12 Donde aun yendo á Damasco con potestad y comision de los príncipes de los
sacerdotes,
13 en mitad del dia, oh rey, vi en el camino una luz que sobrepujaba el
resplandor del sol, la cual me rodeó, y á los que iban conmigo.
14 Y habiendo caido todos nosotros en tierra, oí una voz que me hablaba, y decia en lengua Hebráica: Saulo, Saulo, ¿por qué me persigues? dura cosa te es dar coces contra los aguijones.
15 Yo entonces dije: ¿Quién eres, Señor? Y él dijo: Yo soy Jesus, á quien té persigues:
16 mas levántate, y pónte sobre tus piés: porque por eso te he aparecido, para ponerte por ministro y testigo de las cosas que has visto, y de las que te mostraré;
17 librándote de este pueblo, y de los Gentiles, á los cuales ahora te envio,
18 para que abras sus ojos, para que se conviertan de las tinieblas á la luz, y de la potestad de Satanás á Dios, para que reciban por la fe que es en mí, remision de pecados, y suerte entre los santificados.
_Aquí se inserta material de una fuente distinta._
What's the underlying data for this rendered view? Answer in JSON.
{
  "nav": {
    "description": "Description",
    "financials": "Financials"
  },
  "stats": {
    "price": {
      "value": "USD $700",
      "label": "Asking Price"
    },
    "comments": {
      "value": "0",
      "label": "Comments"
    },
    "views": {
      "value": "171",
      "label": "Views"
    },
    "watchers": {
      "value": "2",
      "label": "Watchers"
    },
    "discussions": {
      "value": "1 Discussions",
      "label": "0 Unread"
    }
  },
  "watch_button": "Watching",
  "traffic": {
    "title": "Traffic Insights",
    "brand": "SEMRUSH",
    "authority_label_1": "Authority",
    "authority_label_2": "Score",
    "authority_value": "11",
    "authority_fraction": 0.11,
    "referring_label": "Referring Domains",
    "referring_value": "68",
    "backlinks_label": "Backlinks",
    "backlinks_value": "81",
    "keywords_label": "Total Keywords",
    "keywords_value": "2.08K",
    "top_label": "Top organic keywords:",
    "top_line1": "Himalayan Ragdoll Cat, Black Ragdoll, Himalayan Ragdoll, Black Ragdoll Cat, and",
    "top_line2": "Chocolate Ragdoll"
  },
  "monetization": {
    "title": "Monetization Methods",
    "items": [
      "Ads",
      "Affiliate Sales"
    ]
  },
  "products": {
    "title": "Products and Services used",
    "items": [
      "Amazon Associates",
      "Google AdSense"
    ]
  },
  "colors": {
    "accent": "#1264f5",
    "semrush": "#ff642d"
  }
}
19 Por lo cual, oh rey Agripa, no fuí rebelde á la vision celestial:
20 antes, primeramente á los que están en Damasco, y Jerusalem, y por toda la tierra de Judéa, y á los Gentiles, anunciaba que se enmendasen y se convirtiesen á Dios, haciendo obras dignas de conversion.
21 Por causa de esto los Judíos tomándome en el templo, tentaron de matarme.